Photo by Kevin Sparrow
Once upon a time, in a galaxy far, far away, a young girl called Charlotte went for a lesson with a Jedi Master – sorry, dressage Master, called Obi Wan Hester (aka Carl). She never left. He taught her the ways of the Force, gave her the gift of a Millenium Falcon (aka Valegro), and she went on to defeat the Empire and become famous across the globe.
And then what? Valegro retired, and Charlotte disappeared… Only to be found many years later living halfway up a mountain, wearing a weird cloak and growing a beard.
Okay the last part isn’t strictly accurate – unlike the rest of the story, which is completely factual and not exaggerated in the slightest. It is true that Charlotte and Valegro bowed out of the championship scene after last year’s Rio Olympics, following a record-breaking run of domination that hasn’t been seen since the Rebels blew up the Death Star. She was sorely missed at this summer’s Europeans, when the Brits came home empty handed for the first time in nine years. In Charlotte’s absence, the rest of the dressage Empire struck back.
But thankfully Charlotte hasn’t taken to hermit-style mountain dwelling yet. Instead she’s been building an army of horses, and it’s surely only a matter of time before one of them steps up to fill the very significant shoes of Valegro.
At Britain’s recent LeMieux National Dressage Championships, Dujardin destroyed the competition, taking home an incredible 10 titles. Far from being a one-hit wonder, this girl has got some serious ammunition up her sleeve.
Among the insanely good highlights of the four-day championships were coming first, second and third in the TopSpec Medium Gold Championship with mares Mount St John VIP and River Rise Nisa, and chestnut gelding Gio respectively. There were 32 horses in that final, and Charlotte’s three rides took the top three places. One judge had VIP on a score of 80.14%, and Charlotte won on a score of 77.73%, nearly three percent clear of her nearest rival (herself). The six-year-old daughter of Vivaldi is a serious threat for the future.
Charlotte also did the one-two-three in the Saracen Horse Feeds Intermediate I Gold Championship, winning with Mount St John Freestyle, coming second with En Vogue and third with Mount St John Kom Fairytale. Her top two in that class also claimed the best podium places in the Fairfax Saddles Prix St Georges Gold Championships, with Freestyle winning on 78.03%.
In the Intermediate 1 Freestyle Gold Championship, Charlotte yet again finished in the top spot on Mount St John Freestyle, retaining the pair’s unbeaten record. Yes, Freestyle won the Freestyle – a commentator’s nightmare but a dressage fan’s dream. The majority of the judges put her above the 80% barrier to finish on a score of 81.5%. Could this be another future record-breaker?
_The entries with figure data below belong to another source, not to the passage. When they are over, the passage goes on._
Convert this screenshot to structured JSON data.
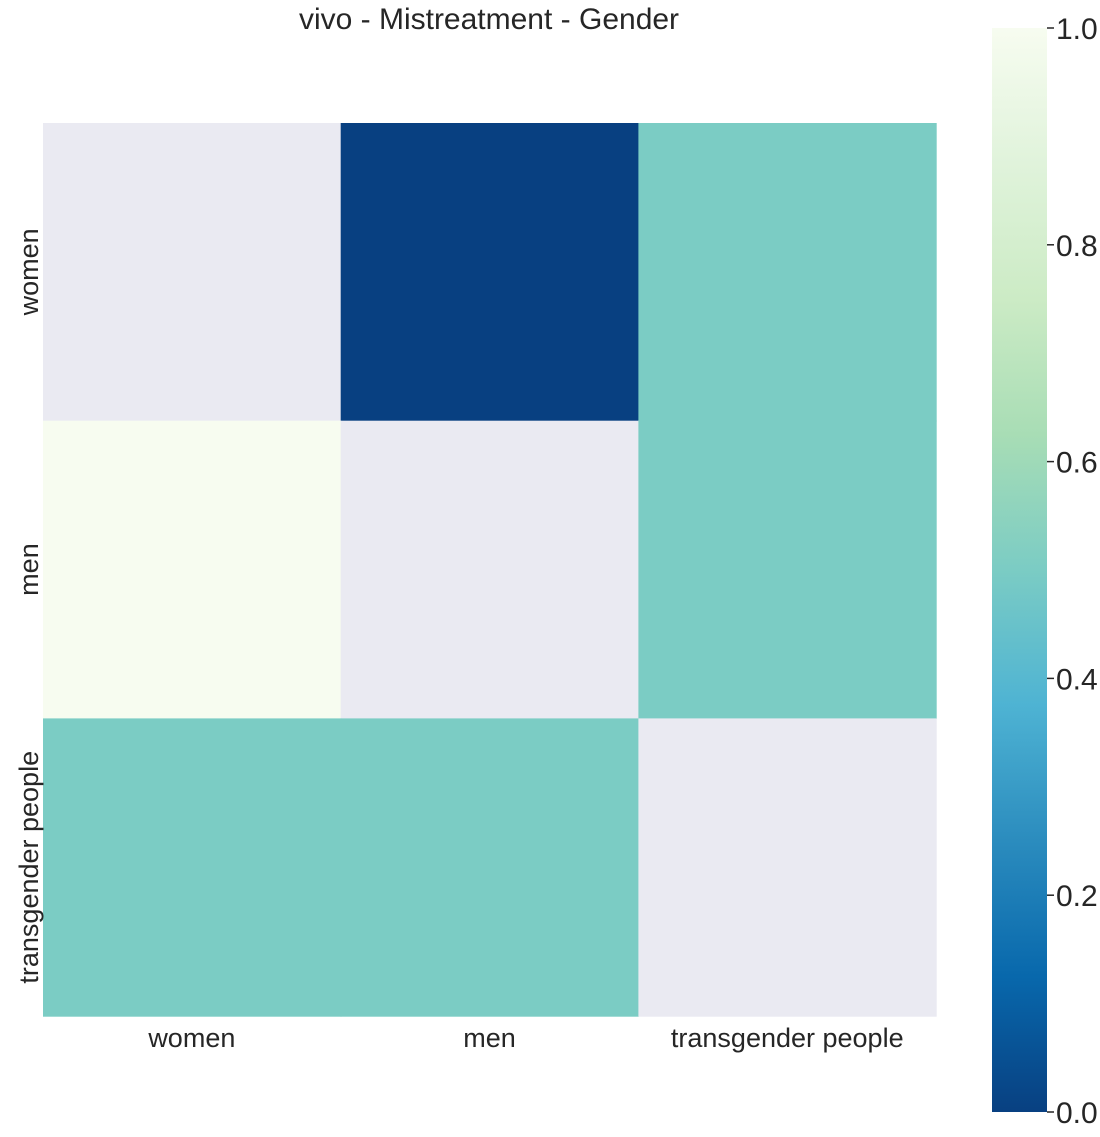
{
  "chart_data": {
    "type": "heatmap",
    "title": "vivo - Mistreatment - Gender",
    "x_categories": [
      "women",
      "men",
      "transgender people"
    ],
    "y_categories": [
      "women",
      "men",
      "transgender people"
    ],
    "values": [
      [
        null,
        0.0,
        0.5
      ],
      [
        1.0,
        null,
        0.5
      ],
      [
        0.5,
        0.5,
        null
      ]
    ],
    "missing_color": "#eaeaf2",
    "colormap": "GnBu",
    "colormap_stops": [
      "#084081",
      "#0868ac",
      "#2b8cbe",
      "#4eb3d3",
      "#7bccc4",
      "#a8ddb5",
      "#ccebc5",
      "#e0f3db",
      "#f7fcf0"
    ],
    "colorbar": {
      "min": 0.0,
      "max": 1.0,
      "ticks": [
        "0.0",
        "0.2",
        "0.4",
        "0.6",
        "0.8",
        "1.0"
      ]
    }
  }
}
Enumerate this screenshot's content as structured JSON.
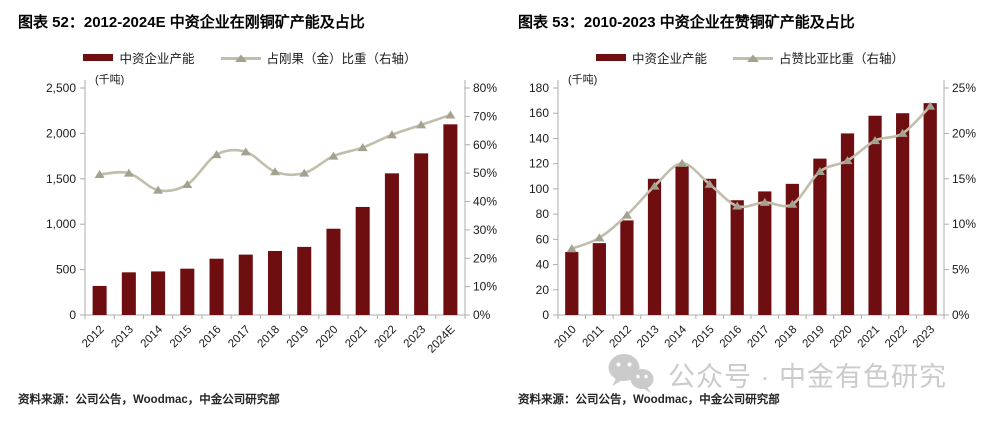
{
  "panels": [
    {
      "title": "图表 52：2012-2024E 中资企业在刚铜矿产能及占比",
      "unit_label": "(千吨)",
      "legend_bar": "中资企业产能",
      "legend_line": "占刚果（金）比重（右轴）",
      "source": "资料来源：公司公告，Woodmac，中金公司研究部"
    },
    {
      "title": "图表 53：2010-2023 中资企业在赞铜矿产能及占比",
      "unit_label": "(千吨)",
      "legend_bar": "中资企业产能",
      "legend_line": "占赞比亚比重（右轴）",
      "source": "资料来源：公司公告，Woodmac，中金公司研究部"
    }
  ],
  "chart_data": [
    {
      "type": "bar+line",
      "title": "图表 52：2012-2024E 中资企业在刚铜矿产能及占比",
      "categories": [
        "2012",
        "2013",
        "2014",
        "2015",
        "2016",
        "2017",
        "2018",
        "2019",
        "2020",
        "2021",
        "2022",
        "2023",
        "2024E"
      ],
      "series": [
        {
          "name": "中资企业产能",
          "type": "bar",
          "axis": "left",
          "values": [
            320,
            470,
            480,
            510,
            620,
            665,
            705,
            750,
            950,
            1190,
            1560,
            1780,
            2100
          ]
        },
        {
          "name": "占刚果（金）比重（右轴）",
          "type": "line",
          "axis": "right",
          "values": [
            49.5,
            50,
            44,
            46,
            56.5,
            57.5,
            50.5,
            50,
            56,
            59,
            63.5,
            67,
            70.5
          ]
        }
      ],
      "left_axis": {
        "label": "(千吨)",
        "min": 0,
        "max": 2500,
        "step": 500,
        "thousands": true,
        "suffix": ""
      },
      "right_axis": {
        "min": 0,
        "max": 80,
        "step": 10,
        "thousands": false,
        "suffix": "%"
      },
      "grid": false,
      "legend_position": "top"
    },
    {
      "type": "bar+line",
      "title": "图表 53：2010-2023 中资企业在赞铜矿产能及占比",
      "categories": [
        "2010",
        "2011",
        "2012",
        "2013",
        "2014",
        "2015",
        "2016",
        "2017",
        "2018",
        "2019",
        "2020",
        "2021",
        "2022",
        "2023"
      ],
      "series": [
        {
          "name": "中资企业产能",
          "type": "bar",
          "axis": "left",
          "values": [
            50,
            57,
            75,
            108,
            118,
            108,
            91,
            98,
            104,
            124,
            144,
            158,
            160,
            168
          ]
        },
        {
          "name": "占赞比亚比重（右轴）",
          "type": "line",
          "axis": "right",
          "values": [
            7.3,
            8.5,
            11,
            14.2,
            16.7,
            14.4,
            12,
            12.4,
            12.2,
            15.8,
            17,
            19.2,
            20,
            23
          ]
        }
      ],
      "left_axis": {
        "label": "(千吨)",
        "min": 0,
        "max": 180,
        "step": 20,
        "thousands": false,
        "suffix": ""
      },
      "right_axis": {
        "min": 0,
        "max": 25,
        "step": 5,
        "thousands": false,
        "suffix": "%"
      },
      "grid": false,
      "legend_position": "top"
    }
  ],
  "watermark": {
    "text": "公众号 · 中金有色研究",
    "icon": "wechat-icon"
  },
  "colors": {
    "bar": "#6E0E10",
    "line": "#C2BEAC",
    "marker": "#A5A191",
    "axis": "#ACACAC",
    "text": "#1a1a1a",
    "watermark": "#CBCBCB"
  }
}
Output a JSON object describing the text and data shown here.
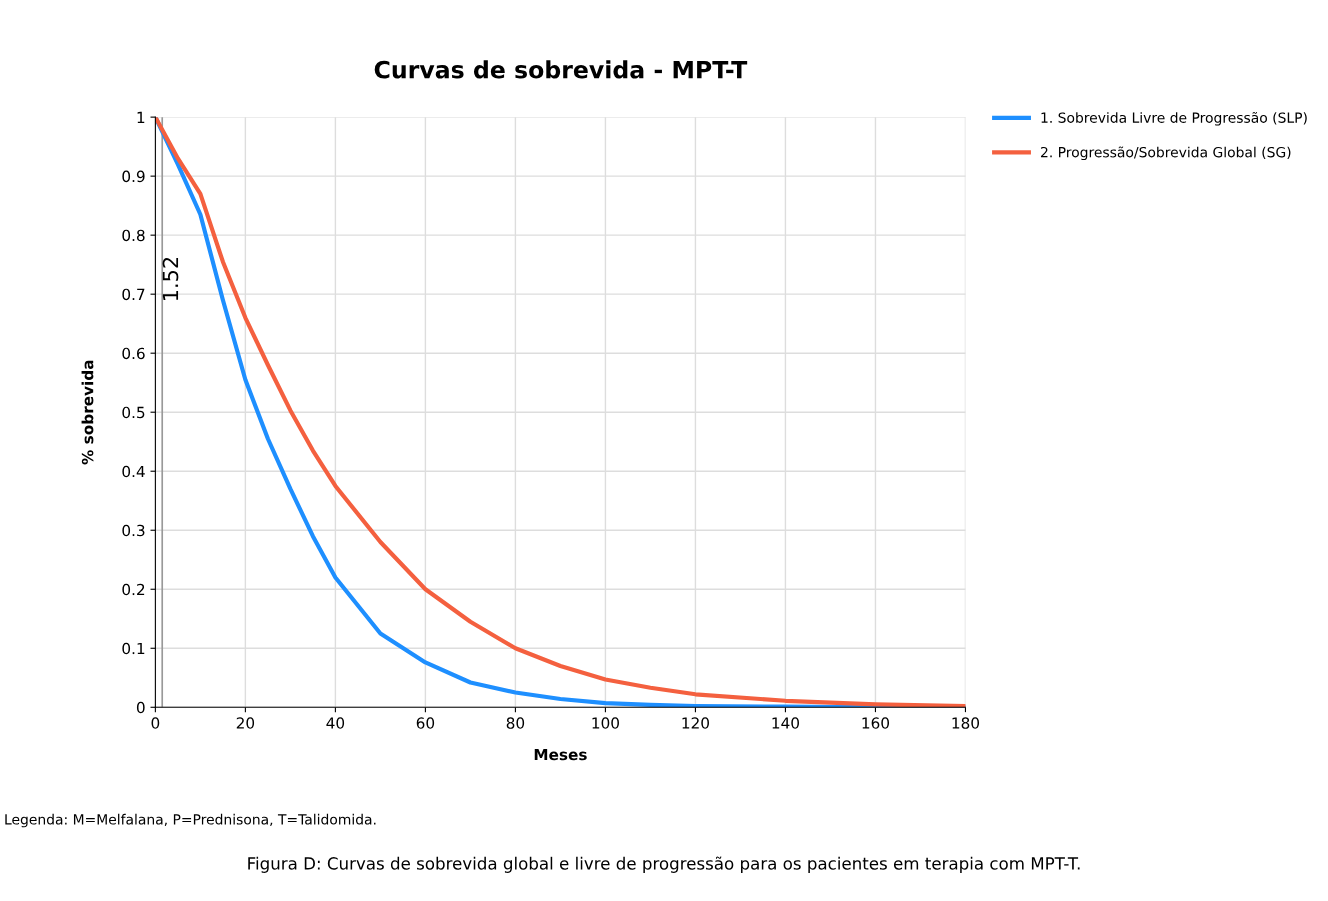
{
  "chart_data": {
    "type": "line",
    "title": "Curvas de sobrevida - MPT-T",
    "xlabel": "Meses",
    "ylabel": "% sobrevida",
    "x": [
      0,
      5,
      10,
      15,
      20,
      25,
      30,
      35,
      40,
      50,
      60,
      70,
      80,
      90,
      100,
      110,
      120,
      140,
      160,
      180
    ],
    "series": [
      {
        "name": "1. Sobrevida Livre de Progressão (SLP)",
        "color": "#1e8fff",
        "values": [
          1,
          0.92,
          0.835,
          0.69,
          0.555,
          0.455,
          0.37,
          0.29,
          0.22,
          0.125,
          0.076,
          0.042,
          0.025,
          0.014,
          0.007,
          0.004,
          0.002,
          0.001,
          0,
          0
        ]
      },
      {
        "name": "2. Progressão/Sobrevida Global (SG)",
        "color": "#f4603f",
        "values": [
          1,
          0.93,
          0.87,
          0.755,
          0.66,
          0.58,
          0.503,
          0.435,
          0.375,
          0.28,
          0.2,
          0.145,
          0.1,
          0.07,
          0.047,
          0.033,
          0.022,
          0.011,
          0.005,
          0.002
        ]
      }
    ],
    "xlim": [
      0,
      180
    ],
    "xticks": [
      0,
      20,
      40,
      60,
      80,
      100,
      120,
      140,
      160,
      180
    ],
    "ylim": [
      0,
      1
    ],
    "yticks": [
      0,
      0.1,
      0.2,
      0.3,
      0.4,
      0.5,
      0.6,
      0.7,
      0.8,
      0.9,
      1
    ],
    "ref_lines": [
      {
        "axis": "x",
        "value": 1.52,
        "label": "1.52",
        "color": "#999999"
      }
    ],
    "grid": true,
    "legend": "top right",
    "marker": "none",
    "line_style": "solid",
    "annotations": [
      "Legenda: M=Melfalana, P=Prednisona, T=Talidomida.",
      "Figura D: Curvas de sobrevida global e livre de progressão para os pacientes em terapia com MPT-T."
    ]
  }
}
In the Equine Construction Advanced Medium Gold Championship, Charlotte had a one-two with her mentor Carl’s Ekitof and the ridiculously pretty grey Florentina VI, with just over half a percent dividing the two. She repeated the one-two feat in the Childeric Elementary Gold Championship, with the diminutive Gio, whom she bought from the USA, and River Rise Nisa. Once again, there was less than one percent between them.
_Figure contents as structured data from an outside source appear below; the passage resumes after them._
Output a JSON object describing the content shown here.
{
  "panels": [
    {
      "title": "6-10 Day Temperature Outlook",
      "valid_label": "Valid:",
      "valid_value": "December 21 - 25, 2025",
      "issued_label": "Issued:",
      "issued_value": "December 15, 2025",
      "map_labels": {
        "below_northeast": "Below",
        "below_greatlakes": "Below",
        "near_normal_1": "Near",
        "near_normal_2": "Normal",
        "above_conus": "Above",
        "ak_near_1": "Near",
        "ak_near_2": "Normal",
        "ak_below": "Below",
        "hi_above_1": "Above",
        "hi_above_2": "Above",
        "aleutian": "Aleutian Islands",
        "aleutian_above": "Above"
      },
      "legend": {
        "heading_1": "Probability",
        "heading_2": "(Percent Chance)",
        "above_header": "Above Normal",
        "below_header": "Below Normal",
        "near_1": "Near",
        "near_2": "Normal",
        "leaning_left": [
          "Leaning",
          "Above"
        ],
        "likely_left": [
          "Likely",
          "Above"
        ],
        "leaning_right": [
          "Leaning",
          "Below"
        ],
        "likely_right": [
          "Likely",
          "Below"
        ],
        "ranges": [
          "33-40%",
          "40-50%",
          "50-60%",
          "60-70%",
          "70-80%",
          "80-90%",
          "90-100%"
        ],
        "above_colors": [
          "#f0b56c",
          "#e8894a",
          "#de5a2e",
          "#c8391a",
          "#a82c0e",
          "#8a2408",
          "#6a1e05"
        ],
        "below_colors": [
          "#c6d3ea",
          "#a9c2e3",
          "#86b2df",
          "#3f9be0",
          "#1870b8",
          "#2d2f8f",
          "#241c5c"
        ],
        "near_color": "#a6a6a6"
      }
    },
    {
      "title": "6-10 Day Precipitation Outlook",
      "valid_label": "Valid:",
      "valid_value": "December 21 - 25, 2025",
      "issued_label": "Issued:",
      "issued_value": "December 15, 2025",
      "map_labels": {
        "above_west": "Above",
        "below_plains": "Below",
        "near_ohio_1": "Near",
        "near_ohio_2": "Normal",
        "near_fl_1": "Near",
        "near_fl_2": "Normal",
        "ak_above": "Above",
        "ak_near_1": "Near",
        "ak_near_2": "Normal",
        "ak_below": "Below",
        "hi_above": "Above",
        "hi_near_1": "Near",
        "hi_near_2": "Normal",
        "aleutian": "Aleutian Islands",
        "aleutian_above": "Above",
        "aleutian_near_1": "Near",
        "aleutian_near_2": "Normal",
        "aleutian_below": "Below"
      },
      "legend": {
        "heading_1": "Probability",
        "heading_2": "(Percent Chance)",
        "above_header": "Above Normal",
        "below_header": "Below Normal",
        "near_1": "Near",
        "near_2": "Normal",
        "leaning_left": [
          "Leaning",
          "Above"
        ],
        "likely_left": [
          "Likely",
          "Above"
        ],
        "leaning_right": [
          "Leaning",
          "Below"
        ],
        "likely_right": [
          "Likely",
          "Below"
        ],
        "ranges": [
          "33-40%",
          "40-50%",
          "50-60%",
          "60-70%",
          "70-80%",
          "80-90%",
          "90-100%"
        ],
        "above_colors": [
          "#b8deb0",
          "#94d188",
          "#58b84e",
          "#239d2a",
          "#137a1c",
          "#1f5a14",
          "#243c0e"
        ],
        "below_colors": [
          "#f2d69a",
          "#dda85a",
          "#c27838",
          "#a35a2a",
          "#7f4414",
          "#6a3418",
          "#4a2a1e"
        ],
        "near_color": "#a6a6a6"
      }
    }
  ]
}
Then there’s Hawtins Delicato, the only one of Charlotte’s current string who has been competing at international level this season, having scored Intermediate I wins at Hickstead and Hartpury CDIs. At the Nationals, the nine-year-old gelding claimed the Monarch Equestrian Intermediate II Gold Championship, and he is another likely contender for Charlotte’s Next Big Superstar™.
She has a number of horses knocking on the door labelled Grand Prix, as well as others coming up through all the lower ranks. In the Young Horse classes, VIP – another horse bred by the Mount St John Stud – took the final of the Shearwater 6yo Championship, with Hawtins San Floriana claiming the 5yo division. Now that’s what you call strength and depth. The force is indeed strong in this one.
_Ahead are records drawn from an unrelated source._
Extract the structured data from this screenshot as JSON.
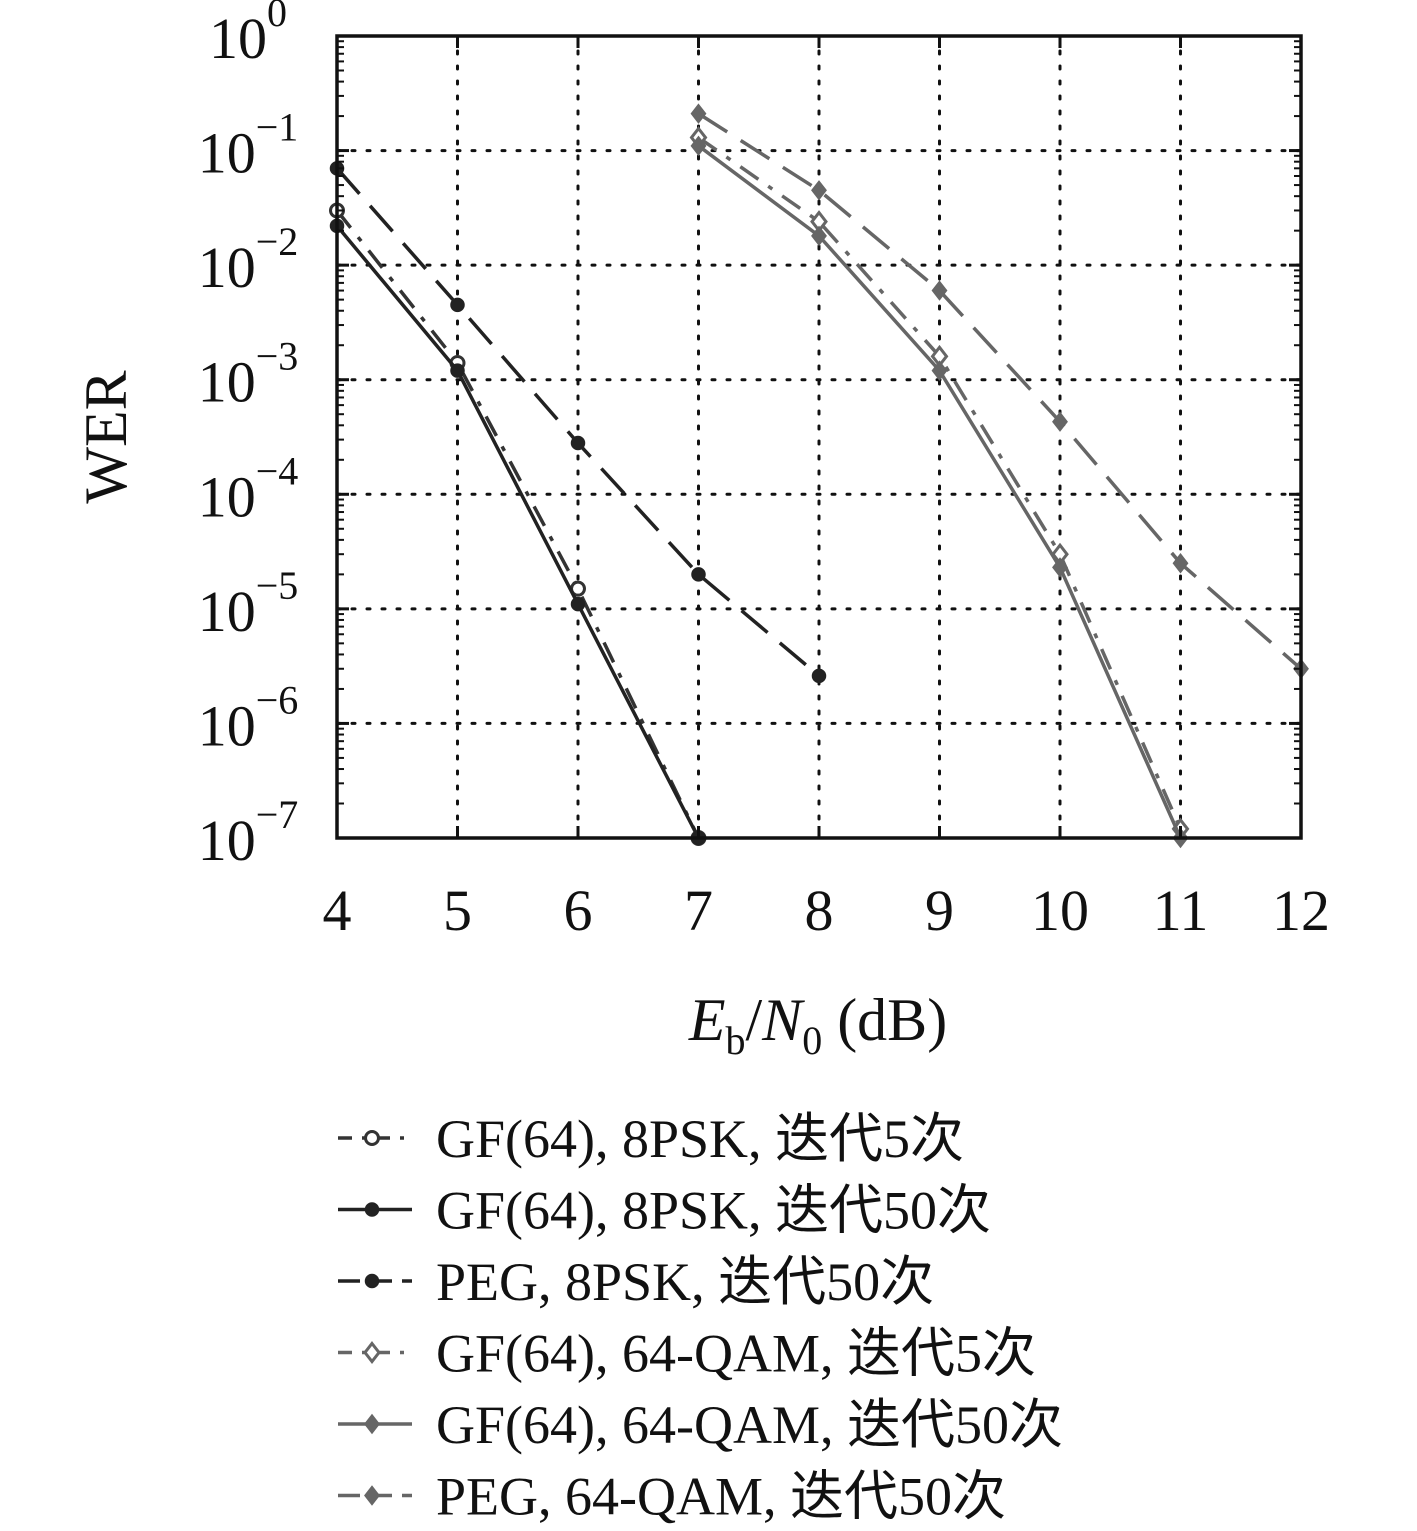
{
  "chart_data": {
    "type": "line",
    "title": "",
    "xlabel": "",
    "xlabel_parts": {
      "e": "E",
      "e_sub": "b",
      "slash": "/",
      "n": "N",
      "n_sub": "0",
      "unit": " (dB)"
    },
    "ylabel": "WER",
    "xlim": [
      4,
      12
    ],
    "ylim": [
      1e-07,
      1
    ],
    "yscale": "log",
    "grid": true,
    "legend_position": "bottom",
    "xticks": [
      "4",
      "5",
      "6",
      "7",
      "8",
      "9",
      "10",
      "11",
      "12"
    ],
    "yticks": [
      {
        "base": "10",
        "exp": "0"
      },
      {
        "base": "10",
        "exp": "−1"
      },
      {
        "base": "10",
        "exp": "−2"
      },
      {
        "base": "10",
        "exp": "−3"
      },
      {
        "base": "10",
        "exp": "−4"
      },
      {
        "base": "10",
        "exp": "−5"
      },
      {
        "base": "10",
        "exp": "−6"
      },
      {
        "base": "10",
        "exp": "−7"
      }
    ],
    "series": [
      {
        "name": "GF(64), 8PSK, 迭代5次",
        "color": "#333333",
        "marker": "circle-open",
        "dash": "22 12 5 12",
        "x": [
          4,
          5,
          6,
          7
        ],
        "y": [
          0.03,
          0.0014,
          1.5e-05,
          1e-07
        ]
      },
      {
        "name": "GF(64), 8PSK, 迭代50次",
        "color": "#222222",
        "marker": "circle",
        "dash": "",
        "x": [
          4,
          5,
          6,
          7
        ],
        "y": [
          0.022,
          0.0012,
          1.1e-05,
          1e-07
        ]
      },
      {
        "name": "PEG, 8PSK, 迭代50次",
        "color": "#222222",
        "marker": "circle",
        "dash": "34 16",
        "x": [
          4,
          5,
          6,
          7,
          8
        ],
        "y": [
          0.07,
          0.0045,
          0.00028,
          2e-05,
          2.6e-06
        ]
      },
      {
        "name": "GF(64), 64-QAM, 迭代5次",
        "color": "#666666",
        "marker": "diamond-open",
        "dash": "22 12 5 12",
        "x": [
          7,
          8,
          9,
          10,
          11
        ],
        "y": [
          0.13,
          0.024,
          0.0016,
          3e-05,
          1.2e-07
        ]
      },
      {
        "name": "GF(64), 64-QAM, 迭代50次",
        "color": "#666666",
        "marker": "diamond",
        "dash": "",
        "x": [
          7,
          8,
          9,
          10,
          11
        ],
        "y": [
          0.11,
          0.018,
          0.0012,
          2.3e-05,
          1e-07
        ]
      },
      {
        "name": "PEG, 64-QAM, 迭代50次",
        "color": "#666666",
        "marker": "diamond",
        "dash": "34 16",
        "x": [
          7,
          8,
          9,
          10,
          11,
          12
        ],
        "y": [
          0.21,
          0.045,
          0.006,
          0.00043,
          2.5e-05,
          3e-06
        ]
      }
    ]
  }
}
As an aside, have you noticed how many of Charlotte’s top horses are mares? More girl power than Princess Leia and Padme Amidala combined.
Of course, not all horses make the leap to Grand Prix or have the same levels of success at the top level as they did coming up through the ranks, but Charlotte is proving herself a master at producing great horses. Developing into a top Grand Prix horse can take time, though don’t forget Valegro made his international debut at this level in March 2011 and won his first European team gold just five months later.
With so many mega-talented rides in Charlotte’s armoury, it surely won’t be long before she’s making her presence known on the championship stage once again. It’s not just a New Hope – prepare yourself for the Return of Du-Jedi.